To complement the consolidation of funding and to reduce the application and review burden, limits will be placed on the number of grants that can be applied for or held by an individual researcher

“I would expect that the large universities have the most to lose with the new system. However, researchers are clever and within a few days will have worked out how to game the system to their advantage,” said Dr Oliver.

“Stronger restrictions on the number of grants per researcher is an interesting move,” said Associate Professor Adrian Barnett from the School of Public Health and Social Work at the Queensland University of Technology (QUT). “For obvious reasons, researchers with stellar track records get more funding, but I have seen situations where these stellar researchers have taken on too many grants and so the quality of their work goes down.

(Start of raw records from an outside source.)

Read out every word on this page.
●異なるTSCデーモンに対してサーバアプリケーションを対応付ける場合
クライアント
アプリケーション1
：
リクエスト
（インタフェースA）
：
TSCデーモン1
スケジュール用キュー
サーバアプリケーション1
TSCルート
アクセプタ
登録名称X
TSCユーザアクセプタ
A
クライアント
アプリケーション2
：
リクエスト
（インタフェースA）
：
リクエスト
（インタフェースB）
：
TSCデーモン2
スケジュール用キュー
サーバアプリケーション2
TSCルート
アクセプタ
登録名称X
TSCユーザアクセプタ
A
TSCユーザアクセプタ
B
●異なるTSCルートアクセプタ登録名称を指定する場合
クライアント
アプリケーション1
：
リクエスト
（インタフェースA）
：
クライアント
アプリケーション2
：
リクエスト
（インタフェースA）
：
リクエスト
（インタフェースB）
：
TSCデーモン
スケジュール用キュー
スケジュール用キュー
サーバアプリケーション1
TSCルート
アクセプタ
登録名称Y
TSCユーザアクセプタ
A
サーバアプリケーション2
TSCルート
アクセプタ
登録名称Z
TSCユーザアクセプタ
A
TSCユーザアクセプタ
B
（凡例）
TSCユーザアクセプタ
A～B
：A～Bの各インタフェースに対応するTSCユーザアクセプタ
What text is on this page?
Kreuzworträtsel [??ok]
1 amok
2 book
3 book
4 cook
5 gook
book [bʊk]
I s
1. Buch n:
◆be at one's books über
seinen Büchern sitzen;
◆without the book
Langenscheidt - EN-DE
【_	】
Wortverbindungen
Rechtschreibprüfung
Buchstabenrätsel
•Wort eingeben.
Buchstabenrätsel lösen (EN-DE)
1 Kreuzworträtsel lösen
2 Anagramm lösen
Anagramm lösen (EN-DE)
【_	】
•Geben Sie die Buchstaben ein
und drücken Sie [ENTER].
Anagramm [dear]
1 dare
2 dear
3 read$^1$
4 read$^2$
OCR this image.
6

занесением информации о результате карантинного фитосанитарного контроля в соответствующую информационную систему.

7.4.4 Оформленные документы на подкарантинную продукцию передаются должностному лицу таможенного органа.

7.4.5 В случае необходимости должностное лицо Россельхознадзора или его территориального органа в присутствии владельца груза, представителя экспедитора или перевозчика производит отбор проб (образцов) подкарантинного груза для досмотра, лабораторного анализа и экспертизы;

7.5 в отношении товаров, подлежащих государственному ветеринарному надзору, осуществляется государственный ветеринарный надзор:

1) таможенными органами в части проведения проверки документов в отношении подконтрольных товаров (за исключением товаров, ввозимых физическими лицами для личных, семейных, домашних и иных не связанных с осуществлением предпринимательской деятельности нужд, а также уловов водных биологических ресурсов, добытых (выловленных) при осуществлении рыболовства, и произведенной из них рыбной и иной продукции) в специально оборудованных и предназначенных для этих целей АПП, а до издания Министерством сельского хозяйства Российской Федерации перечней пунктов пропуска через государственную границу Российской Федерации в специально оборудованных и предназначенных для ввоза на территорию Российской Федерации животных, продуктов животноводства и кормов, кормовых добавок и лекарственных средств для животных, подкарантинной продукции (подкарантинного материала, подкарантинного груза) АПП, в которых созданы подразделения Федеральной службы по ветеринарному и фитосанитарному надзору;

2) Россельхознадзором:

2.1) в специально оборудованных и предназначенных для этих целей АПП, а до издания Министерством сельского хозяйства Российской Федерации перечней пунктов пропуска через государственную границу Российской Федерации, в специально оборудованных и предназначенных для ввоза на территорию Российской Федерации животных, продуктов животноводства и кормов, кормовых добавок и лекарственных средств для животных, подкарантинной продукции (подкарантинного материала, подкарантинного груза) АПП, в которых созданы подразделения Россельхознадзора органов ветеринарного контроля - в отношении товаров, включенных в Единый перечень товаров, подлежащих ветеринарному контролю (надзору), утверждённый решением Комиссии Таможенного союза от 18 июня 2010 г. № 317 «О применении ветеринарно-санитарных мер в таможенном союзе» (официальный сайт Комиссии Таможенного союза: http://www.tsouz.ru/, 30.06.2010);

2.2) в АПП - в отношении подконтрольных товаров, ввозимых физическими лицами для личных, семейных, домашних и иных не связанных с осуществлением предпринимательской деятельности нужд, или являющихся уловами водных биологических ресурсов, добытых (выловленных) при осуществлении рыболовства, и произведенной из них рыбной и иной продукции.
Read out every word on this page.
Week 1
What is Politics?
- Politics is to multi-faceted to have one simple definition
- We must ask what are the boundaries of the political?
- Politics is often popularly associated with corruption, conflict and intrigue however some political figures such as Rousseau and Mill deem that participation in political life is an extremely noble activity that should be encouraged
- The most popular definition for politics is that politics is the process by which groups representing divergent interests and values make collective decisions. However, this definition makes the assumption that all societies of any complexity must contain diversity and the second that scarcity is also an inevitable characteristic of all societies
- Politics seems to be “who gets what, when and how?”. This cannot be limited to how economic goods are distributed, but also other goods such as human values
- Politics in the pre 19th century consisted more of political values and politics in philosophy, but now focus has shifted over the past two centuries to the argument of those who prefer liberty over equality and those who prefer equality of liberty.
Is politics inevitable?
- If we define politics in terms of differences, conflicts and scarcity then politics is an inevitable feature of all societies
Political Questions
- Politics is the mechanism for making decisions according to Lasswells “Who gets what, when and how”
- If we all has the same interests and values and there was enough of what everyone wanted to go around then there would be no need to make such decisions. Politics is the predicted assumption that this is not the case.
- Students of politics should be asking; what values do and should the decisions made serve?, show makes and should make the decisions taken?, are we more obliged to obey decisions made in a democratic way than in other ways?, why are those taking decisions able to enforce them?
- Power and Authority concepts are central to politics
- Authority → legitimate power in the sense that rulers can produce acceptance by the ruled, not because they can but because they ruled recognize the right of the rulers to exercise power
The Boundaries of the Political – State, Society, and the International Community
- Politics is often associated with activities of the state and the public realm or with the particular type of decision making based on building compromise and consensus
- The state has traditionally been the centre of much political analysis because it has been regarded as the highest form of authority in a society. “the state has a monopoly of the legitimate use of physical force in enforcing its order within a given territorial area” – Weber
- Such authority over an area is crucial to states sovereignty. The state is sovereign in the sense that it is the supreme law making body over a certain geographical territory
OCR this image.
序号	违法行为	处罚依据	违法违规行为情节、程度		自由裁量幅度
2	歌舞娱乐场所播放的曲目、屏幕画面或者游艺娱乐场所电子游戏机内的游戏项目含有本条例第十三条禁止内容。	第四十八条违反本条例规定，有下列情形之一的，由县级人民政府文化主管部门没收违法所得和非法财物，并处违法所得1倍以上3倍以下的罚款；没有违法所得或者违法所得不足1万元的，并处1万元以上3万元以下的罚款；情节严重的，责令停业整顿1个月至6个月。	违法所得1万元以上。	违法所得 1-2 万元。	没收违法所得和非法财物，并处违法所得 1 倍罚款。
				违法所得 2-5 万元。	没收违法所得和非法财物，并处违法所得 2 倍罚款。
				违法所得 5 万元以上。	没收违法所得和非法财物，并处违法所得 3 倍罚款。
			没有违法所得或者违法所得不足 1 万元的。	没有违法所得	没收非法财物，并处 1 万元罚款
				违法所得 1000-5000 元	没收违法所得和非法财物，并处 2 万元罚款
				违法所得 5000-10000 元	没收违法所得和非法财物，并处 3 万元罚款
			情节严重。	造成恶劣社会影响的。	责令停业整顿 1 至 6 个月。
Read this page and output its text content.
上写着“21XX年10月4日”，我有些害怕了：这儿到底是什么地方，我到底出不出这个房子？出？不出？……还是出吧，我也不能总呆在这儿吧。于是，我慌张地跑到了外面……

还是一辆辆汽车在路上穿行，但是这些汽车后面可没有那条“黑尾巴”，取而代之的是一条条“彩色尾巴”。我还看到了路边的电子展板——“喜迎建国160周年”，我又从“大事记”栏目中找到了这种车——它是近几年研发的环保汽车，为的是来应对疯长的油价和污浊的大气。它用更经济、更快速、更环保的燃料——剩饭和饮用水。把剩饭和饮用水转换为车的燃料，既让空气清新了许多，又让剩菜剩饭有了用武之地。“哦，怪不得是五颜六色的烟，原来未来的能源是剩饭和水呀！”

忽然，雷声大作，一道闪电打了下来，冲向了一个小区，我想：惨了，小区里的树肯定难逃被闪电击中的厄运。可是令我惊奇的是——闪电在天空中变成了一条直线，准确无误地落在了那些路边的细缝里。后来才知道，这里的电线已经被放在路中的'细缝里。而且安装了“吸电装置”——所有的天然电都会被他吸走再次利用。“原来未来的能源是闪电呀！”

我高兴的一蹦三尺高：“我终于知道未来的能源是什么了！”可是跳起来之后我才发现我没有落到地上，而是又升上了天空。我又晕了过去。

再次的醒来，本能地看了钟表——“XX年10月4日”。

“The planned restrictions may benefit our talented early-career researchers who have more capacity to do the work and, in some cases, were the ones doing the work anyway behind the nominal stellar researcher.

“However, an analysis of restricting grants to two per investigator at the US National Institutes of Health found that it would increase the grant success rate by just 2%, so perhaps it won’t have much impact.”

Clinical research

The changes will also provide opportunities for clinical researchers, who split their time between research and caring for their patients, said Hunt. 

“There will be a new scheme to encourage more creative and innovative research ideas, a dedicated scheme for clinical trials and cohort studies, and a $5 million boost to most outstanding research teams,” he said.

A separate clinical trials and cohort studies scheme will allow NHMRC to be more flexible and responsive to the needs of investigators and the studies they are conducting. It will make it possible to establish appropriate scheme-specific requirements and to introduce assessment criteria that are more suited to determining the relevance of the question, the appropriateness of the design and the feasibility of clinical trials and cohort studies.

“The new program will support research across the spectrum, from discovery through to translation and commercialisation of new therapies and devices, and the implementation of new policies and practices, tackling the challenges facing our health system,” said Hunt.